Effects of exenatide on the blood pressure and heart rate responses to intraduodenal glucose in type 2 diabetes (#168)
Postprandial hypotension occurs frequently, particularly in older individuals and patients with type 2 diabetes, and represents a major cause of morbidity and mortality. We have recently reported that acute administration of glucagon-like peptide-1 (GLP-1) attenuates the hypotensive response to intraduodenal (ID) glucose infusion (‘bypassing’ the potential impact of gastric emptying) in healthy older subjects. In this study, we have evaluated the effects of the GLP-1 receptor agonist, exenatide, on the blood pressure (BP) and heart rate (HR) responses to an ID glucose infusion in type 2 diabetes.
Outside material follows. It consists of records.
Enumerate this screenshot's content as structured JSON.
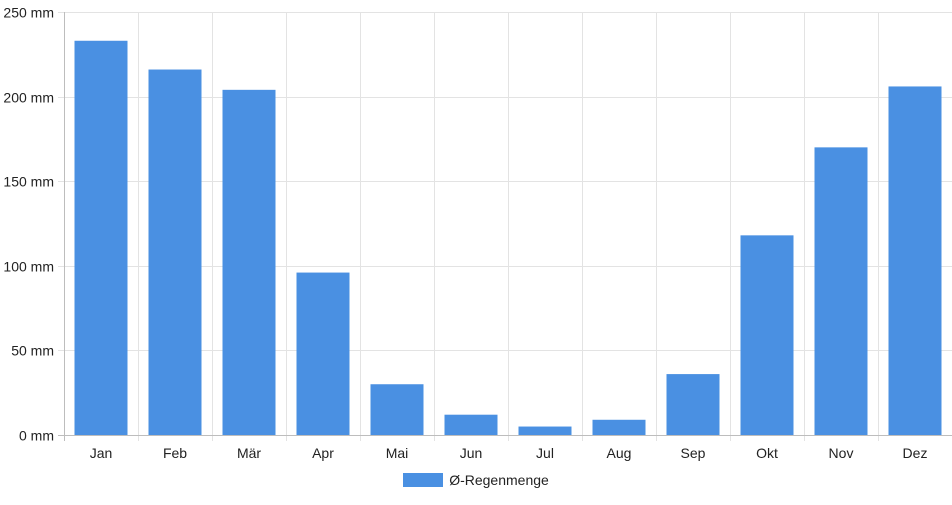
{
  "chart_data": {
    "type": "bar",
    "categories": [
      "Jan",
      "Feb",
      "Mär",
      "Apr",
      "Mai",
      "Jun",
      "Jul",
      "Aug",
      "Sep",
      "Okt",
      "Nov",
      "Dez"
    ],
    "series": [
      {
        "name": "Ø-Regenmenge",
        "values": [
          233,
          216,
          204,
          96,
          30,
          12,
          5,
          9,
          36,
          118,
          170,
          206
        ]
      }
    ],
    "ylim": [
      0,
      250
    ],
    "yticks": [
      0,
      50,
      100,
      150,
      200,
      250
    ],
    "y_unit": "mm",
    "grid": true,
    "legend_position": "bottom",
    "colors": {
      "bar": "#4a90e2",
      "grid": "#e3e3e3",
      "axis": "#bdbdbd"
    }
  }
}
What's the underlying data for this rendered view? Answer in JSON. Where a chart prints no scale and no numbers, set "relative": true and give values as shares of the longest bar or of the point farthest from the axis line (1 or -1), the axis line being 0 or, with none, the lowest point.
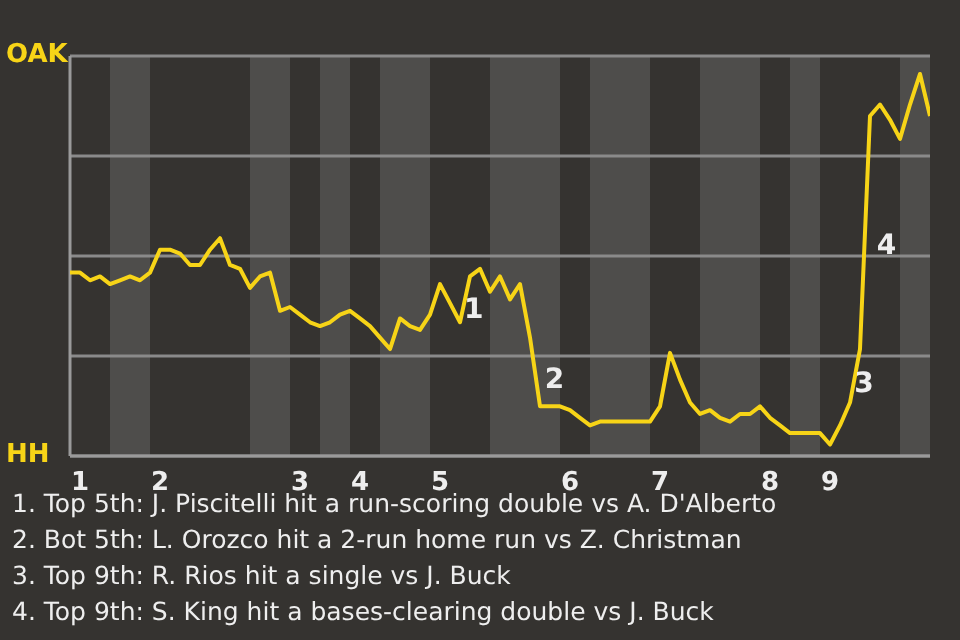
{
  "chart_data": {
    "type": "line",
    "relative": true,
    "categories": [
      null,
      "1",
      null,
      null,
      null,
      null,
      null,
      null,
      null,
      "2",
      null,
      null,
      null,
      null,
      null,
      null,
      null,
      null,
      null,
      null,
      null,
      null,
      null,
      "3",
      null,
      null,
      null,
      null,
      null,
      "4",
      null,
      null,
      null,
      null,
      null,
      null,
      null,
      "5",
      null,
      null,
      null,
      null,
      null,
      null,
      null,
      null,
      null,
      null,
      null,
      null,
      "6",
      null,
      null,
      null,
      null,
      null,
      null,
      null,
      null,
      "7",
      null,
      null,
      null,
      null,
      null,
      null,
      null,
      null,
      null,
      null,
      "8",
      null,
      null,
      null,
      null,
      null,
      "9",
      null,
      null,
      null,
      null,
      null,
      null,
      null,
      null,
      null,
      null
    ],
    "grid": "y",
    "marker": "none",
    "line_style": "solid",
    "series": [
      {
        "color": "#f7d417",
        "values": [
          0.48,
          0.48,
          0.46,
          0.47,
          0.45,
          0.46,
          0.47,
          0.46,
          0.48,
          0.54,
          0.54,
          0.53,
          0.5,
          0.5,
          0.54,
          0.57,
          0.5,
          0.49,
          0.44,
          0.47,
          0.48,
          0.38,
          0.39,
          0.37,
          0.35,
          0.34,
          0.35,
          0.37,
          0.38,
          0.36,
          0.34,
          0.31,
          0.28,
          0.36,
          0.34,
          0.33,
          0.37,
          0.45,
          0.4,
          0.35,
          0.47,
          0.49,
          0.43,
          0.47,
          0.41,
          0.45,
          0.31,
          0.13,
          0.13,
          0.13,
          0.12,
          0.1,
          0.08,
          0.09,
          0.09,
          0.09,
          0.09,
          0.09,
          0.09,
          0.13,
          0.27,
          0.2,
          0.14,
          0.11,
          0.12,
          0.1,
          0.09,
          0.11,
          0.11,
          0.13,
          0.1,
          0.08,
          0.06,
          0.06,
          0.06,
          0.06,
          0.03,
          0.08,
          0.14,
          0.28,
          0.89,
          0.92,
          0.88,
          0.83,
          0.92,
          1,
          0.89
        ]
      }
    ],
    "annotations": [
      "OAK",
      "HH",
      "1",
      "2",
      "3",
      "4",
      "1. Top 5th: J. Piscitelli hit a run-scoring double vs A. D'Alberto",
      "2. Bot 5th: L. Orozco hit a 2-run home run vs Z. Christman",
      "3. Top 9th: R. Rios hit a single vs J. Buck",
      "4. Top 9th: S. King hit a bases-clearing double vs J. Buck"
    ]
  }
}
Nine patients with diet-controlled type 2 diabetes (mean age (±SEM) 60.4±2.3yr; BMI 29.11.5kg/m2; HbA1c 6.1±0.2% (43.4±2.6mmol/mol); duration of diabetes 63.3±14.0 months) were studied in the supine position on two occasions each in double-blind, randomised fashion. After an overnight fast, exenatide (50ng/min from t = -30-0min; then 25ng/min) or saline control was administered by iv. infusion, with concurrent ID glucose infusion from t = 0-60min at 3kcal/min. Systolic and diastolic BP (SBP, DBP), and HR were measured at frequent intervals with an automated device. Gastrointestinal sensations were evaluated using 100mm visual analogue scales.
Prior to ID glucose infusion, there were no differences in SBP or DBP, or HR between the two study days. In response to ID glucose infusion, there was a fall in DBP (P=0.009) and a rise in HR on the control days (P<0.001), without a significant change in SBP. In contrast, SBP (P=0.002), DBP (P=0.023) and HR (P<0.001) were all increased from baseline on the exenatide days, and were higher than on the control days (P<0.05 for each). In addition, nausea scores did not differ between the two study days before ID glucose infusion, but increased by ~13% during ID glucose infusion with exenatide than control.
In type 2 diabetes, exenatide acutely attenuates the fall in DBP and increases HR in response to ID glucose, warranting further evaluation of GLP-1 agonists in the management of postprandial hypotension.